We want to figure out what makes it work.

Based in the Department of Anthropology at the University of New Orleans, we are a team of researchers (1 faculty member and 4 intrepid undergraduates) trying to understand the links between a collection of restaurants, the surrounding neighborhood, and the distinctive culture of New Orleans.

The neighborhood is called Mid-City, a mixed-income, ethnically diverse part of New Orleans full of interesting people and an amazing array of architecture.  We are specifically focused on the restaurant row that runs roughly from the Little Tokyo at the corner of Bienville and N. Carrollton down to Juan’s Flying Burrito near the corner of Carrollton and Canal, while taking a little detour down Canal toward Mandina‘s and The Ruby Slipper, in one direction, and toward Café Minh in the other.  This takes in nearly two dozen eating establishments…a fascinating collection of dining opportunities and small businesses (if we pushed the geographical limits a bit more, we could bring in several other restaurants, but we only have so much time).

The area has long been characterized by a significant cluster of restaurants and bars.  Some have been there for a long time (Mandina’s has been a restaurant since 1932 and the family has had a business in the spot since 1898), while others are very new (Yummy Yummy Chinese Restaurant opened in 2009).  Even before the 2005 floods devastated the neighborhood, the restaurants were a diverse bunch, including both old-line Creole Italian restaurants, sushi, French haute cuisine, fast food and a famous purveyor of tamales (Manuel’s, now departed).  Many of the old restaurants are still there and they seem to be thriving.  There are also new restaurants that reflect the city’s changing demographics, including three Latino restaurants, a Vietnamese restaurant (with a Chinese history), and others.

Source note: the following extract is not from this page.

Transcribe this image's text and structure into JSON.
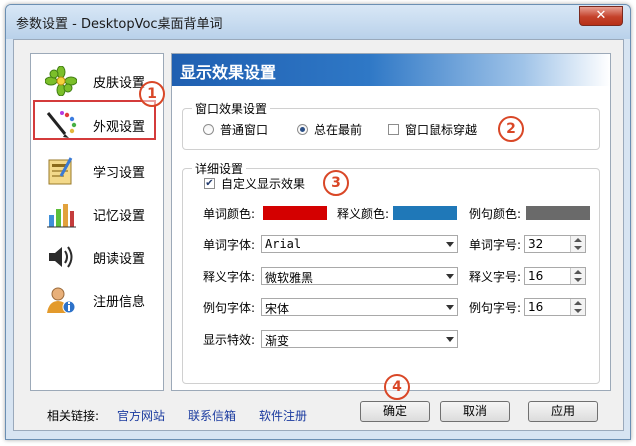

When the floods cleared, the recovery began and the restaurant cluster seemed to lead the neighborhood in rebuilding.  Angelo Brocato’s Ice Cream and Confectionary was one of the first to reopen in the area, in September 2006, 13 months after the storm and 101 years since they first opened in the French Quarter.  It seemed like the businesses came back, renovated and reopened even before many of the people in the area came back.  There is still a shuttered strip mall, which once housed a Chinese restaurant, a daiquiri shop and a few other businesses, as evidence of the destruction.  But there is also much that is new.

This is where we are conducting our research.  We are out there interviewing restaurant owners, managers, cooks, waiters and busboys.  We want to know their stories and the stories of their businesses.  We are researching the history of the area, trying to determine when the cluster developed, what facilitated it, and what sustains it.  We are taking pictures, making videos, writing notes and collecting artifacts.   This blog will serve to showcase our intermediate findings, our thoughts, questions and insights.  We’ll put up a picture or two.  Maybe we will make you hungry enough to go out to eat at one of these restaurants (careful, many of them are packed at lunch and dinner already!).

We think that this restaurant cluster is a key part of New Orleans culinary culture.  Our results will show how the restaurants are connected to the neighborhood, the city and to what makes this place distinctive.  We are working with the Southern Food and Beverage Museum to put together two exhibits (one on-line, the other on-site) in the fall that will showcase our findings.  And, of course, we will endeavor to write-up and publish our results.  There will be much to say!